Primary market was pretty active with slew of issuances. Taqa was first to tap the market with dual tranche USD 2bn issuance. The 5Y trance of USD 750mn was priced at T+200bps, while 10Y USD1.25bn got priced at T+210bps. Other big issue was USD1bn 10Y by Q-Tel issued at a margin of T+1.75%.

There were also  benchmark issuances by banks namely Gulf International Bank ("GIB") and Union National Bank ("UNB") which got priced at tighter end of the guidance. Burgan bank also tapped the market with a record KWD100mn bond sale. It was issued in fixed and floating rate tranches. In the first five years, the fixed-rate bond pays 5.65% annually while the floating pays 3.90% over the CBK discount rate, capped at 6.65%. The issue was 4x oversubscribed.

The market is looking bit stretched with rich valuations post the sharp run up in 2012. However, resolution of US fiscal cliff, greater allocation to EM debt, lack of supply in primary market and search for yield will aid the market.
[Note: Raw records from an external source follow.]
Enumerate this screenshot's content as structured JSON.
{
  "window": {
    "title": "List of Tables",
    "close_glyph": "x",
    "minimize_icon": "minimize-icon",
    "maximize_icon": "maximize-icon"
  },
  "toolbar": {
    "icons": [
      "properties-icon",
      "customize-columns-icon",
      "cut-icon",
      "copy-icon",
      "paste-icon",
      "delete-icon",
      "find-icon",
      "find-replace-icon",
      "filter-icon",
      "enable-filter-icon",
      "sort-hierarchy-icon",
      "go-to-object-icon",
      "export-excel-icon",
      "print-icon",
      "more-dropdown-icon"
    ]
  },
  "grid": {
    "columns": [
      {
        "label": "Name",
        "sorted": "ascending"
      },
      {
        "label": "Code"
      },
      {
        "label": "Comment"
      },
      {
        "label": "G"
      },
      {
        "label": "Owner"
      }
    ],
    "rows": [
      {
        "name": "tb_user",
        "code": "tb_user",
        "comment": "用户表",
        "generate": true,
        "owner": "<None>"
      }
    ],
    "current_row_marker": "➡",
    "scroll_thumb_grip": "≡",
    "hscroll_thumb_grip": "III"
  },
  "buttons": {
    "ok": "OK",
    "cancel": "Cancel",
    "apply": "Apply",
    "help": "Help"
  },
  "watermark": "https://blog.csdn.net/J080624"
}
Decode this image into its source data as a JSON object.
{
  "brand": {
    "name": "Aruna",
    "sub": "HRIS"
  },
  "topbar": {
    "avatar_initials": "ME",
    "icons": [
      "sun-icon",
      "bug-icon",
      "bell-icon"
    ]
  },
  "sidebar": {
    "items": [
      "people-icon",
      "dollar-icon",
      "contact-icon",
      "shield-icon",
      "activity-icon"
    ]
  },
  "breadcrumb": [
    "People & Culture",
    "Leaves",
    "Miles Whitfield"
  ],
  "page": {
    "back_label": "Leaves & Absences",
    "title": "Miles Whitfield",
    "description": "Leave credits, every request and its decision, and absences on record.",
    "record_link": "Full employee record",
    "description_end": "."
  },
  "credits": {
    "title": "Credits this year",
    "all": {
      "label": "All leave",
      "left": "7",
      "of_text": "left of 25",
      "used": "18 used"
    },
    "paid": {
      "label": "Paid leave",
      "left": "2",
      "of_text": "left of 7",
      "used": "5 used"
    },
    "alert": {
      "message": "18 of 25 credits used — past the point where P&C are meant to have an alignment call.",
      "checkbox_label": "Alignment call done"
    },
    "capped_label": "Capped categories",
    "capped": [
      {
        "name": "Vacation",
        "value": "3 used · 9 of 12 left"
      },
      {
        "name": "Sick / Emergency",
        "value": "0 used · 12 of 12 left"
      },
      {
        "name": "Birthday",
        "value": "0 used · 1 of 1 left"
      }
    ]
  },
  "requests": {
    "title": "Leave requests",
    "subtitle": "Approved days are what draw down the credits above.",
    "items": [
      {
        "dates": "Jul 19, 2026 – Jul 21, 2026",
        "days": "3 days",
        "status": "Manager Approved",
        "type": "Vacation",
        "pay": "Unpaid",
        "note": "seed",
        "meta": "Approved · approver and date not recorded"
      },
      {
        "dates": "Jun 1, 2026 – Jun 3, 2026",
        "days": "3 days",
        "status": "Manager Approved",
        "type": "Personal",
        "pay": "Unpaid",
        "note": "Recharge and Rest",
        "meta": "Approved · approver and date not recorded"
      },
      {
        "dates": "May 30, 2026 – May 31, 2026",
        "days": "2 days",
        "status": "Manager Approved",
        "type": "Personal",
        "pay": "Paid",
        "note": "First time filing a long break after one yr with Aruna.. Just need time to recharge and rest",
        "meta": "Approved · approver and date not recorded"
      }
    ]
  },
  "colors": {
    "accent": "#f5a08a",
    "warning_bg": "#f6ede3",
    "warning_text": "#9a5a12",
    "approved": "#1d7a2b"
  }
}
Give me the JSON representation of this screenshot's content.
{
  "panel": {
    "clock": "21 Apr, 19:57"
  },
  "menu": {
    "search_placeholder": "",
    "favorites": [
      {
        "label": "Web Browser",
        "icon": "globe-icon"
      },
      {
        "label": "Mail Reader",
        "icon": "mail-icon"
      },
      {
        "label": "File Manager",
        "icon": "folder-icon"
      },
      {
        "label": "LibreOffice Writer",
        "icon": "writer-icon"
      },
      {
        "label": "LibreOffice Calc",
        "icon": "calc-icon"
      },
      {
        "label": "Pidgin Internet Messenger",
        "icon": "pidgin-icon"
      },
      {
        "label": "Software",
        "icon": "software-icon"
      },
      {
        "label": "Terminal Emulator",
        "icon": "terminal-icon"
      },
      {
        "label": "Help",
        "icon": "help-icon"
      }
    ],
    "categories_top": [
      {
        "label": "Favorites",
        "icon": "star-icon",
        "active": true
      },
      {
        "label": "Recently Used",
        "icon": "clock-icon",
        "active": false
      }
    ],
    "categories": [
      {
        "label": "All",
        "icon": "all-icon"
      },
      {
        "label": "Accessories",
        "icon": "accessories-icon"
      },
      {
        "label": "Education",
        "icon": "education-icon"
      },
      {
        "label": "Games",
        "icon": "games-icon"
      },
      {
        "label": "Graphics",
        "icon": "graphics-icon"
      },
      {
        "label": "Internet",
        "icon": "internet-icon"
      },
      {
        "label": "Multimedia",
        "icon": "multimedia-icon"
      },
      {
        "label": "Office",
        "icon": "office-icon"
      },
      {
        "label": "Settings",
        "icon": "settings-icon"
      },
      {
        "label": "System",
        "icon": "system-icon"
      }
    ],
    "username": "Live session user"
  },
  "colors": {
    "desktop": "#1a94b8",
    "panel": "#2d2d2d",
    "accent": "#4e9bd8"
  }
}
We recommend a very cautious approach with defensive positioning and advise against chasing the market. Overall, in ST, we expect the market to consolidate.

In the Mid-Long term, the GCC market is expected to  perform well given the supportive macro-fundamentals and positive news flow from international space primarily return to growth trajectory and continued monetary expansionary policies by major economies. GCC credit still continues to trade cheap when compared to its rating class. It also benefits from a very supportive investor base. However, the upside seems to be capped, given narrow spreads and low yield.

We recommend Investment Grade and defensive credit primarily out of Qatar, Saudi and Abu Dhabi over High Volatility, till the global uncertainty recedes. We also like Quasi Sovereign names especially in Abu Dhabi, given the attractive spread pick up over sovereign. Given the run up in the far end of the curve, global uncertainty and volatility in UST, we suggest  underweighting duration. Spread curves for some of the Investment grade names are trading flat, providing an opportunity for possible curve steepening. 

We also advise to selectively look at High Volatility space especially Dubai. Dubai  economy has surprised on the upside and technical remains strong. With most of the credits in Dubai being rated BBB, the spreads are still at levels of B+/BB credits.

The Mid CDS spread between Dubai and Abu Dhabi at present is c.135bps from 340bps at beginning of the year. We expect it to tighten further in ST-MT. We remain neutral financials given the tight spreads, expected supply and sharp run up.